Ana Paula Calvo, an associate partner at McKinsey & Co., says she considers how shifting her hours can affect others. She sometimes works at night or on weekends to make up for bolting to daycare many weekdays at 5:30 p.m. At the start of any new project, she does a norm-setting session to let her team know there’s no pressure for them to work off hours.
“People know that if I get back to them at 11 at night, that doesn’t mean I’m expecting them to reply right away,” she says.
It Can Wait—Or Maybe It Can’t
Accommodating employees’ personal appointments—happy-hour yoga, a teen’s tuba lesson—can be necessary to recruit and retain top talent, several business leaders tell me. They add it sure makes getting a quorum at meetings tough, though. Others, especially child-free workers, complain that their workdays have become longer and less predictable since it became widely acceptable to take breaks during normal business hours.
Maria Banach, a pharmaceutical operations director in Oregon, says she sometimes wants to call a huddle to handle a problem, only to learn that someone on the team has gone offline for a couple of hours. That might not seem very long, but her co-workers are spread across several time zones and their overlapping business hours are limited. Issues can linger overnight when one or two people step away early, Banach says, and every day is precious. The drugs her company manufactures expire 17 days after production.
“Scheduling meetings has become difficult, and I’ve learned: Do it in the morning and never on Friday,” she says.
Some executives have accepted, even embraced, the reality that little gets done from 4-6 p.m. Anthony Stephan, chief learning officer of Deloitte U.S., says recorded tutorials are now a centerpiece of the firm’s professional-development program. Getting employees together for an end-of-the-day training session is seldom an option anymore, he says. They hone new skills when they feel like it.
Stephan, a father of five, holds himself to a hard stop at 5 p.m. He initially worried that others would keep hustling after he called it a day, but he now realizes others are winding down early or right on time. For emergencies, he tells his team to put #criticalnow in an email subject line. Most things can wait until after his 5:15 a.m. workout the next morning, he figures.

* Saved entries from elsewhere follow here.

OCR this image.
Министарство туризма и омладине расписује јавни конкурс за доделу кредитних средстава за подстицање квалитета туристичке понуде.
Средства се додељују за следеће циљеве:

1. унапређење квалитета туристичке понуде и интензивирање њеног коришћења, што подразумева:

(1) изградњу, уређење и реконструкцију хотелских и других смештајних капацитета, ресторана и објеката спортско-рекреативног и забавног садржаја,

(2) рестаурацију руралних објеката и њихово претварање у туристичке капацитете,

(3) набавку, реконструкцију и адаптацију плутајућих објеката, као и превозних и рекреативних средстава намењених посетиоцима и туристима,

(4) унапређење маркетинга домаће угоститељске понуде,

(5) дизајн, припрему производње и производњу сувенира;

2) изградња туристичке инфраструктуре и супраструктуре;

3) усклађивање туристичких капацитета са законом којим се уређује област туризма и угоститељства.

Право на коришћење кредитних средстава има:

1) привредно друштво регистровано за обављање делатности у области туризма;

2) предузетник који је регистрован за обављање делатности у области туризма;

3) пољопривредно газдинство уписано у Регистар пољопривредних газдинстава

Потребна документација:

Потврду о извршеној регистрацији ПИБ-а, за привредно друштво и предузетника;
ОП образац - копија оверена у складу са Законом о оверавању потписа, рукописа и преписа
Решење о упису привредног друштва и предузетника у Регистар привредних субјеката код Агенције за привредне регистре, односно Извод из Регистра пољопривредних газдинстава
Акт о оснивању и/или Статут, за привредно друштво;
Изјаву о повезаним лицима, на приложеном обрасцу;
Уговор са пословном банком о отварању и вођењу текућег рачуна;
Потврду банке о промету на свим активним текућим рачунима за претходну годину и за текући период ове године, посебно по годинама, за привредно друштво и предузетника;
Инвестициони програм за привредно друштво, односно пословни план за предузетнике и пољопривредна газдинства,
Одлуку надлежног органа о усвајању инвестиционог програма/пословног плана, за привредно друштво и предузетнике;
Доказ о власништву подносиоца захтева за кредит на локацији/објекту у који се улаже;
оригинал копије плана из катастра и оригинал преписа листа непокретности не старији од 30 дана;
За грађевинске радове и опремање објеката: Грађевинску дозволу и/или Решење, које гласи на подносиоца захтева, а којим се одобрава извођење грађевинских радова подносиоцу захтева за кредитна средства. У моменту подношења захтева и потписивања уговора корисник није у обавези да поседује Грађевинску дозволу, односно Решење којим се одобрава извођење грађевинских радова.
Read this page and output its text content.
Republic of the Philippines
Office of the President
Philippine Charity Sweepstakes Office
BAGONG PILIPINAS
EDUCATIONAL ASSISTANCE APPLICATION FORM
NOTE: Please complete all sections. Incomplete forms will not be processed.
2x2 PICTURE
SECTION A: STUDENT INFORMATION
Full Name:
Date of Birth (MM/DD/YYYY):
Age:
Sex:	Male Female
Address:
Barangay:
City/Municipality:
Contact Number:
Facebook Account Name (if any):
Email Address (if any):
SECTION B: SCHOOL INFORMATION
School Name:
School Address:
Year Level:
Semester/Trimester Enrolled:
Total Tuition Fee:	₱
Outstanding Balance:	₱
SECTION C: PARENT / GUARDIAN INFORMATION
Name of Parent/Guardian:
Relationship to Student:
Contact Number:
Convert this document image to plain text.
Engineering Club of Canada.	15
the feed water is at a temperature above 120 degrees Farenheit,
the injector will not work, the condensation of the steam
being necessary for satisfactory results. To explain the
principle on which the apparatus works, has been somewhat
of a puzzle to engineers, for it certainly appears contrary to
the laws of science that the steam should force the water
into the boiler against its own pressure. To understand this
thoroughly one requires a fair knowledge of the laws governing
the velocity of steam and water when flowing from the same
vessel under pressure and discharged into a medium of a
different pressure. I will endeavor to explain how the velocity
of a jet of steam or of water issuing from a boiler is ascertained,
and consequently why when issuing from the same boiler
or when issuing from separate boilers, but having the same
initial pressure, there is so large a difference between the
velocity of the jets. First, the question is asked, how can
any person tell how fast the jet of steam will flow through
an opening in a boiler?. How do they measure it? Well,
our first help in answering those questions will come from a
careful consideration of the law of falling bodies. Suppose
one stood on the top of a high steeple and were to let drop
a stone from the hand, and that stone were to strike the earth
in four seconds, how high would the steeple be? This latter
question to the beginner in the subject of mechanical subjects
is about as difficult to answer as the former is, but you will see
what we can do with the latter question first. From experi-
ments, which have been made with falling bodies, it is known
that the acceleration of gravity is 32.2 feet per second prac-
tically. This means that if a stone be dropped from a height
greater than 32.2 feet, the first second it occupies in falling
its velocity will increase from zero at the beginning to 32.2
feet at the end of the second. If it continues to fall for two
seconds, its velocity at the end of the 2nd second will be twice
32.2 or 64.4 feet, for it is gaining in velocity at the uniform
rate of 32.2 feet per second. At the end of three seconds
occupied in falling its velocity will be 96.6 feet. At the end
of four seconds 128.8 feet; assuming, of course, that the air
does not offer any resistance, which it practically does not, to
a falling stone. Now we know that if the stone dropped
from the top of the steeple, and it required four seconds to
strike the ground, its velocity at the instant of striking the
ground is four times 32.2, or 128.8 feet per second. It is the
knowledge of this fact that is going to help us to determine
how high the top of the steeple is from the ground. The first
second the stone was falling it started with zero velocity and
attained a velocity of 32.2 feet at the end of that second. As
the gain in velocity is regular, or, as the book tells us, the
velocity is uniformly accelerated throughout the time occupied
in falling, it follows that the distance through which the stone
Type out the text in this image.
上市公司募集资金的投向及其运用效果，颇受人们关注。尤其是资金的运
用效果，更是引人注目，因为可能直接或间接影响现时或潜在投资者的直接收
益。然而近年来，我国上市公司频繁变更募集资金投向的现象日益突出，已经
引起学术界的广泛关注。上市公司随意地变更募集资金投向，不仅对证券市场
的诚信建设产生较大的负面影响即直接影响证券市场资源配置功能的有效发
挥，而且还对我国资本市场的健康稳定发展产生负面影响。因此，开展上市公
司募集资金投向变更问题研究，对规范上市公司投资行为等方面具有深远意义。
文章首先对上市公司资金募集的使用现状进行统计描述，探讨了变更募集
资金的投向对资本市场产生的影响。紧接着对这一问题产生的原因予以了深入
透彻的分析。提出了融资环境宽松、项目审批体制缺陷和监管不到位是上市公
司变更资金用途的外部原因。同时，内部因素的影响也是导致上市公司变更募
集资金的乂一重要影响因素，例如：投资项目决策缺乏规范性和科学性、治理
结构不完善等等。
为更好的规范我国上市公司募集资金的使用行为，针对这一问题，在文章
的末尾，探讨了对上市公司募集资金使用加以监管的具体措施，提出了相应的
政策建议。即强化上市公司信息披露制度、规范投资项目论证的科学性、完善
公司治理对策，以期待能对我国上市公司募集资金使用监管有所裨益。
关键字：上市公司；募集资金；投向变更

At Komet U.S.A., a South Carolina-based maker of dental equipment, meetings after 4 p.m. or on Friday afternoon are against company policy, except in special circumstances. Chief Executive Mercedes Aycinena, promoted to the top job last year, introduced those calendar blocks last fall after polling the staff.
Aycinena, who has about 100 employees, usually leaves the office at 5 p.m. to spend time with her three children and then resumes work later as needed. She lets subordinates shift their hours, too, and credits flexibility with helping reduce turnover from 50% to 15% over the past year.
“I hate meetings after 4,” she says. “My brain is done.”